Exclus du continent africain par les armes, les Allemands feront donc l’économie des conflits de la colonisation et de la décolonisation que vont connaître les autres Européens (Français, Anglais, Portugais et, dans une moindre mesure, Espagnols, sans oublier les Sud-Africains blancs du temps de l’apartheid ainsi que les Rhodésiens blancs). Cette absence va durer près de quatre-vingt ans. A la fin des années 1990 Berlin va faire une poussée de fièvre africaine : les échanges commerciaux de l’Allemagne avec l’Afrique vont littéralement exploser. La chancelière Angela Merkel pronostiquera, au printemps 2007 (l’Allemagne présidant alors le G8 et l’Union européenne), que « ceux qui choisissent l’Afrique comme lieu d’investissement sont appelés à en toucher les fruits très rapidement », Berlin s’engageant alors à doubler son aide financière à l’Afrique avant 2010. Mais, hormis l’Afrique du Sud, le continent ne motivera guère les entreprises allemandes. Angela Merkel décidera l’envoi (temporaire), dès 2006, en RDC, de 780 soldats de la Bundeswehr (présente marginalement dans la Corne de l’Afrique et au Soudan). Les motivations de Berlin justifiant ce regain d’intérêt (tardif) pour l’Afrique noire étaient simples : immigration ; matières premières ; sécurité (un colloque organisé à Berlin par la Fondation Konrad Adenauer au printemps 2007 avait pour intitulé : « L’Afrique, un continent oublié ? »). Illustration de cette vision « sélective », la Lufthansa (qui a des intérêts dans Swiss et Brussels Airlines) cible principalement les destinations desservies dans le golfe de Guinée vers les cités pétrolières : Abuja, Port Harcourt, Luanda, Malabo… que la compagnie qualifie de « destinations liées au secteur énergétique », parce qu’elles concernent les hommes d’affaires allemands mais aussi les cadres des pays « pétroliers ».

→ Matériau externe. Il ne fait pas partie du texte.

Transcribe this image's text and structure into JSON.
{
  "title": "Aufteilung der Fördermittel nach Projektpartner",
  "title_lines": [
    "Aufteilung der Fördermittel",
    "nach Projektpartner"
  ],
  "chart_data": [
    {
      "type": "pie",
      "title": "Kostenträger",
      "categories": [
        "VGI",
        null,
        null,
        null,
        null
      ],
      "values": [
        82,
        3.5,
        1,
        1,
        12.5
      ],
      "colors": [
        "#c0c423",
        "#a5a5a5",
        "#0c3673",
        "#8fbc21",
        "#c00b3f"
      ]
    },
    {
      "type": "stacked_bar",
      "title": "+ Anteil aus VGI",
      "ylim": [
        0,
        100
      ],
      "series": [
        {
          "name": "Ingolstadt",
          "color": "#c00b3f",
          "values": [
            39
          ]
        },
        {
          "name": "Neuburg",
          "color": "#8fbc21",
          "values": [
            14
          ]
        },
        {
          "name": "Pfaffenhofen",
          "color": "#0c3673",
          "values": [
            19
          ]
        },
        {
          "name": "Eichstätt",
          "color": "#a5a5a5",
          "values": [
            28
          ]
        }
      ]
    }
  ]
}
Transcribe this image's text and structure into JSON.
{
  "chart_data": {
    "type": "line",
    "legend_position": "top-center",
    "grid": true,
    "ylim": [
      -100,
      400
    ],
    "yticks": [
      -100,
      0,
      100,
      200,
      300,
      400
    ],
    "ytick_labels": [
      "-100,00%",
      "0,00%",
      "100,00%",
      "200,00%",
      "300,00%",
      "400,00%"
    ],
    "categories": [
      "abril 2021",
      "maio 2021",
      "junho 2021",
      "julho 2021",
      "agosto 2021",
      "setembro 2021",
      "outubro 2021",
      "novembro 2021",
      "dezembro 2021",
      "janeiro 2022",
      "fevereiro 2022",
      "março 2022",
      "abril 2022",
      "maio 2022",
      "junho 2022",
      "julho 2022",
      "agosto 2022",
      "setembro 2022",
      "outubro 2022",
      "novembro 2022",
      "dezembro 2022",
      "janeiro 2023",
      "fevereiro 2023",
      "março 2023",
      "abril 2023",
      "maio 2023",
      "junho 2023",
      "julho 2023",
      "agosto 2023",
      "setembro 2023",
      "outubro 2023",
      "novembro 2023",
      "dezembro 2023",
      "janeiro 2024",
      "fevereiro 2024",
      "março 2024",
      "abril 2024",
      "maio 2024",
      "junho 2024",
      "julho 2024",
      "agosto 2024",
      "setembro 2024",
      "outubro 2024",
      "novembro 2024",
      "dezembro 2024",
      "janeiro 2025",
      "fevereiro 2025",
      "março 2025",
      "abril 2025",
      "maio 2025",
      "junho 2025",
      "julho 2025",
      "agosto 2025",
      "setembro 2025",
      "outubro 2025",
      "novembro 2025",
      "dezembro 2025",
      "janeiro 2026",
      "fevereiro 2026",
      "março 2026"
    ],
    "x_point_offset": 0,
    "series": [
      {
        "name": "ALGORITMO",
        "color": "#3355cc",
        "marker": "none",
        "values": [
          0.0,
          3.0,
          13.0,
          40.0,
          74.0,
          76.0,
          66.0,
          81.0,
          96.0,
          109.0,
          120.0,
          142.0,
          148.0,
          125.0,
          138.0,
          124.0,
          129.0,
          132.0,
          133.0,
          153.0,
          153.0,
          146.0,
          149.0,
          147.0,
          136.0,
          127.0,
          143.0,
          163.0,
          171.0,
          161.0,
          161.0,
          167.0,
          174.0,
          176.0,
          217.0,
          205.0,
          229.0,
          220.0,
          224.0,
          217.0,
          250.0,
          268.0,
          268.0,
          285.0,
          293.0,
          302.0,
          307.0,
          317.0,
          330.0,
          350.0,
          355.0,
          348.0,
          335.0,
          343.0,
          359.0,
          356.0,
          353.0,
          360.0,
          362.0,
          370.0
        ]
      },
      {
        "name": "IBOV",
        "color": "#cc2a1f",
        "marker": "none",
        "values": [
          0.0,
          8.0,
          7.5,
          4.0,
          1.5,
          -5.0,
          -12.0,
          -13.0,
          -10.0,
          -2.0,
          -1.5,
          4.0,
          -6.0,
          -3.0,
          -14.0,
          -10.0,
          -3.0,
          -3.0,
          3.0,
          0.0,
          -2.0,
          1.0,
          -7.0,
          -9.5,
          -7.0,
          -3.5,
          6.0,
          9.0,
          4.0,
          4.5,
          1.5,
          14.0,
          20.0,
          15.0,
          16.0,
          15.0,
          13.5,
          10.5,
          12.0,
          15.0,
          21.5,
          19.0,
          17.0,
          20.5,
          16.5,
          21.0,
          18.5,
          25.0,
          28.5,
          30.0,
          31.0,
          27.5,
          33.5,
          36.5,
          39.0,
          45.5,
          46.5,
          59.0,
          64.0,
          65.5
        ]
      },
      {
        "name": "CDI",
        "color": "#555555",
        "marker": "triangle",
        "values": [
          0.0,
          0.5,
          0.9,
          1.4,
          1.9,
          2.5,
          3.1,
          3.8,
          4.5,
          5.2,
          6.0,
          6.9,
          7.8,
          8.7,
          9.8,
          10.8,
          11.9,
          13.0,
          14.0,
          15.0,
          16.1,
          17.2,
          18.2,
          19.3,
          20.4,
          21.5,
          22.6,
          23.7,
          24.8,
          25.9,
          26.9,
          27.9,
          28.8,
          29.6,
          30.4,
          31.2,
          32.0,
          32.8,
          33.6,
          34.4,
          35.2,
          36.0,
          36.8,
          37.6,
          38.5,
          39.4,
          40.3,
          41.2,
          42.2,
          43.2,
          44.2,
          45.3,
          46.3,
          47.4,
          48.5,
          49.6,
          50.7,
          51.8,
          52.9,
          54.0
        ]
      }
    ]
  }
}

Les élections législatives du 27 septembre 2009, en obligeant Merkel à gouverner avec une coalition de droite dans laquelle le FDP (« démocrates libres », en fait des libéraux très proches de l’ultra-droite française dite aujourd’hui « droite populaire ») jouera un rôle capital, a mis l’Afrique au rancart. Jusqu’à ce que l’Afrique du Nord se réveille et s’insurge.

En matière de relations internationales, l’événement majeur résultant de cette entrée du FDP dans la coalition de droite a été l’accession de son leader, Guido Westerwelle, au poste de ministre des Affaires étrangères avec, par ailleurs, le titre de vice-chancelier. Longtemps considéré comme « le clown de la classe politique allemande » (Les Echos du 29 septembre 2009), né en Rhénanie, à Bonn (en 1961, l’année de la construction du mur de Berlin), avocat, amateur de beach-volley, défenseur du capitalisme familial (le Mittelstand, fondement autrefois de la bourgeoisie allemande, aujourd’hui de la classe moyenne, obsession de « WW »), affichant publiquement son homosexualité (ce qui ne choque pas en France, au sein de la classe politique, mais épouvanterait toujours les conservateurs allemands, plus encore quand son compagnon, Michael Mronz, patron d’une société spécialisée dans l’événementiel, semble être partie prenante des opérations de promotion du ministère et, surtout, du FDP, parti dont la réputation « clientéliste » est déjà forte), Westerwelle a une vision peu « diplomatique » des relations internationales. Une vision essentiellement ethnocentrique, l’Allemagne étant le modèle que le reste de l’Europe devrait suivre ; au-delà de l’Union européenne, il n’est d’ailleurs pas certain que « WW » ait une idée très claire de ce qui s’y passe. Son biographe, Majid Sattar, note qu’il « n’est pas très déterminé idéologiquement. Il est moins motivé par la politique que par le métier de politicien, le risque, le jeu du pouvoir » (cité par Marion Van Renterghem, Le Monde daté du vendredi 25 septembre 2009)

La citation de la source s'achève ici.